Uncertain if he would ever get his voice back, Cagle could muster no interest in writing songs. "It's not that I wasn't able to," he explains. "I didn't really want to. I wanted to heal. It didn't matter what I wrote while I was off, even if it was the biggest song in the history of country music. If I couldn't sing it, it didn't matter."

It was not having too few of his own songs, though, that limited him on the new album. "Obviously, I didn't write songs that were good enough to be on the record," he says with a chuckle. Cagle acknowledges that it felt good to be back in the studio. With his voice in shape, he completed the album in about two months.

Just as his album was being released, Cagle made news by issuing a press statement that ranged somewhere between strange and gratuitous. "As many of you are aware," it said, "I had been anxiously awaiting the addition of a new baby to my life. The baby has been born, and both mother and child are in good health. Since the birth, however, we have discovered that biologically, the child is not mine." After revealing a fact that no one needed -- or necessarily wanted -- to know, he added, "Please allow this situation to remain private." CMT.com chose to honor that request.

Since then, Cagle has been touring and promoting the album at country radio stations.

"We're out there hitting it hard," Cagle says of his latest round of touring. "We've just started playing some of the new songs from the record. We're getting really big responses from 'Wal-Mart Parking Lot' and 'Anywhere but Here.'" In spite of the vocal scare, Cagle says he has no impulse to hold back vocally on stage. "No," he insists. "You can't."

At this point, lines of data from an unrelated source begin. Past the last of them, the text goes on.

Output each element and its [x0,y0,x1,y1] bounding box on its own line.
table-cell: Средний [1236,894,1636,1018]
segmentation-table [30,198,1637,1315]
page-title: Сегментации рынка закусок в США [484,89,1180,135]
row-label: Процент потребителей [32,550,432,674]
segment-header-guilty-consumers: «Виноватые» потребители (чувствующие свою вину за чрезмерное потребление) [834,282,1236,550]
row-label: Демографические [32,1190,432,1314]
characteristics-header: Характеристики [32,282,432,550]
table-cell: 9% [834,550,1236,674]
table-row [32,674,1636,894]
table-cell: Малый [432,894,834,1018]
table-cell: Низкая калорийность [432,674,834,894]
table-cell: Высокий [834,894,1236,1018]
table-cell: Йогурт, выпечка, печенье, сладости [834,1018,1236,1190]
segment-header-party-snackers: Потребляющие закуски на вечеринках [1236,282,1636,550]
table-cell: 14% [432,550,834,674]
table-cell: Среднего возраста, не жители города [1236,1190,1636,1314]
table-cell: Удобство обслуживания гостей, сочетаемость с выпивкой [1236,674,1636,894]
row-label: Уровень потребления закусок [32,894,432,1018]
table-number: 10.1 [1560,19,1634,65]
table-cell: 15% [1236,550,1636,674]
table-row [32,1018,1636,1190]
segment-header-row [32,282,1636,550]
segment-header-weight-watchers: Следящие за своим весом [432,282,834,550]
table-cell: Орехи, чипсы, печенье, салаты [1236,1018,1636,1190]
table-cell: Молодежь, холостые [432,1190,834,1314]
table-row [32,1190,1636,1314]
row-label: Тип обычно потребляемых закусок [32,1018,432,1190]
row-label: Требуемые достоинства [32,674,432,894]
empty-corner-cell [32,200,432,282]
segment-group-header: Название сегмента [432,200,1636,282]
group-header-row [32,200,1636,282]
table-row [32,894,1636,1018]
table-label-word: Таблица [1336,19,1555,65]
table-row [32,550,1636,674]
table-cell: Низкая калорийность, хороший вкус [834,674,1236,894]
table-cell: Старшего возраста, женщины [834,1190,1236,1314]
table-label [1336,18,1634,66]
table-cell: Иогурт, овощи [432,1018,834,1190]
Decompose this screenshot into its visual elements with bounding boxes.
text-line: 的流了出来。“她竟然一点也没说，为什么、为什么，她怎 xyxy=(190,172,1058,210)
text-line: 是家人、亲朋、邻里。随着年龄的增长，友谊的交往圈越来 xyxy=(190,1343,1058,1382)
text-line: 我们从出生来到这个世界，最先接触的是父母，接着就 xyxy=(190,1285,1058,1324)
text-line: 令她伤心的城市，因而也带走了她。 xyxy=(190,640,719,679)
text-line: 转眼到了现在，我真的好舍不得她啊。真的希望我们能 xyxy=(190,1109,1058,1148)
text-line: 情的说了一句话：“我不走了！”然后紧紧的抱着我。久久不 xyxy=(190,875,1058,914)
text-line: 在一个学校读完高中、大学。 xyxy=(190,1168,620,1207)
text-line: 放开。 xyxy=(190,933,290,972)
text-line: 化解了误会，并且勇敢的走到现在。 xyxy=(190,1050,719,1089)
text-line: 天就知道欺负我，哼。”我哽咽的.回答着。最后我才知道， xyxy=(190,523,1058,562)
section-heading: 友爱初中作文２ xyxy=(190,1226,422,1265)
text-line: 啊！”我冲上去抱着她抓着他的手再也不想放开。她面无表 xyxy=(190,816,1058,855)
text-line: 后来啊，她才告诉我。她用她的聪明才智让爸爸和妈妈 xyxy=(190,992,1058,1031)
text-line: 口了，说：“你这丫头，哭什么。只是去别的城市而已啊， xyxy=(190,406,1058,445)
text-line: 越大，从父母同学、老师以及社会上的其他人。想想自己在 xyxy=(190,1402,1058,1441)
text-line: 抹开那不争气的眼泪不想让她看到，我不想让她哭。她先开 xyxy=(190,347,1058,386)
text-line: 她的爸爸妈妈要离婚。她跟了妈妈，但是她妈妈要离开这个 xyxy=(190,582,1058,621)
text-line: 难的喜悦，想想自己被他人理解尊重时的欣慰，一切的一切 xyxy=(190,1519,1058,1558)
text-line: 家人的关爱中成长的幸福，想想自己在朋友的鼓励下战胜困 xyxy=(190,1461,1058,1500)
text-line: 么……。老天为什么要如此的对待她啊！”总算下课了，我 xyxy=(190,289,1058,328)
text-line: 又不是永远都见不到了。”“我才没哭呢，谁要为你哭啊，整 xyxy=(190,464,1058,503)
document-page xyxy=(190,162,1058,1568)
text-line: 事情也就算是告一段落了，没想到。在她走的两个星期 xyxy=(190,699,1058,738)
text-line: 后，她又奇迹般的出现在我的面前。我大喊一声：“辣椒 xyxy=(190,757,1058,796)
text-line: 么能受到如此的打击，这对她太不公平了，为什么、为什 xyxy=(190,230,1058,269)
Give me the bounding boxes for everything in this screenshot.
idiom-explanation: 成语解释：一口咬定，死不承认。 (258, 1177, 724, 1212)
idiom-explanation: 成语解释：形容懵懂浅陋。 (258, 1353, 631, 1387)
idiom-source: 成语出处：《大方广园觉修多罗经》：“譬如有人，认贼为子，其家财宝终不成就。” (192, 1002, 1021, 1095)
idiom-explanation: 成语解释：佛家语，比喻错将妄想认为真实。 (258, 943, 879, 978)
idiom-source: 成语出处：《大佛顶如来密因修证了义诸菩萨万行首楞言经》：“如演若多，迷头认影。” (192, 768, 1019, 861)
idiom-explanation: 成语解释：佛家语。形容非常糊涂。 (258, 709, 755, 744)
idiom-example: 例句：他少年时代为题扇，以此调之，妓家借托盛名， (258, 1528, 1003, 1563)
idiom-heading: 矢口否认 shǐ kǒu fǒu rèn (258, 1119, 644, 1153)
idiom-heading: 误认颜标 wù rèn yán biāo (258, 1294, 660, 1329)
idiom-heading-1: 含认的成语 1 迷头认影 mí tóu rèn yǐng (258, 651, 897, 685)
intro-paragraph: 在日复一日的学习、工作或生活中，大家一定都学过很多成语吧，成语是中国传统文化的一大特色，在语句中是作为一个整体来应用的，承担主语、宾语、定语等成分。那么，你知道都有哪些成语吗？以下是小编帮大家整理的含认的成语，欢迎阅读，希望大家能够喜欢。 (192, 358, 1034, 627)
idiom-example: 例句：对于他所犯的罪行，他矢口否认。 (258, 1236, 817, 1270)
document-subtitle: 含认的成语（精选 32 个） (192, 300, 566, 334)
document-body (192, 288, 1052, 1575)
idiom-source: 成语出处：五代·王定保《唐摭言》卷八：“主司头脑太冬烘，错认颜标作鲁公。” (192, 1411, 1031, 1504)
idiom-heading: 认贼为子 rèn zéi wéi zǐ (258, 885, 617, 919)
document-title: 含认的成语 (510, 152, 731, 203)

To the degree that he relaxes at all, he says, it's in the saddle. "When I go ride horses, there's the same kind of intensity. But it's fun. A lot of times, when you're in the middle of working a cow or when you're on a fence or something, you don't have a chance to think about anything other than what you're doing."

If Cagle remains intense, he took comfort in October when the first-week sales of Anywhere but Here exceeded the initial sales of his first two albums.

"I'm really satisfied with the record," he says. "At first, I was a little nervous and anxious. But the response I've been getting has really, really been good. I can honestly say that I don't know if it's the best work I've ever done or ever will do, but it's the best I could come up with at the time. I'm pretty proud of it."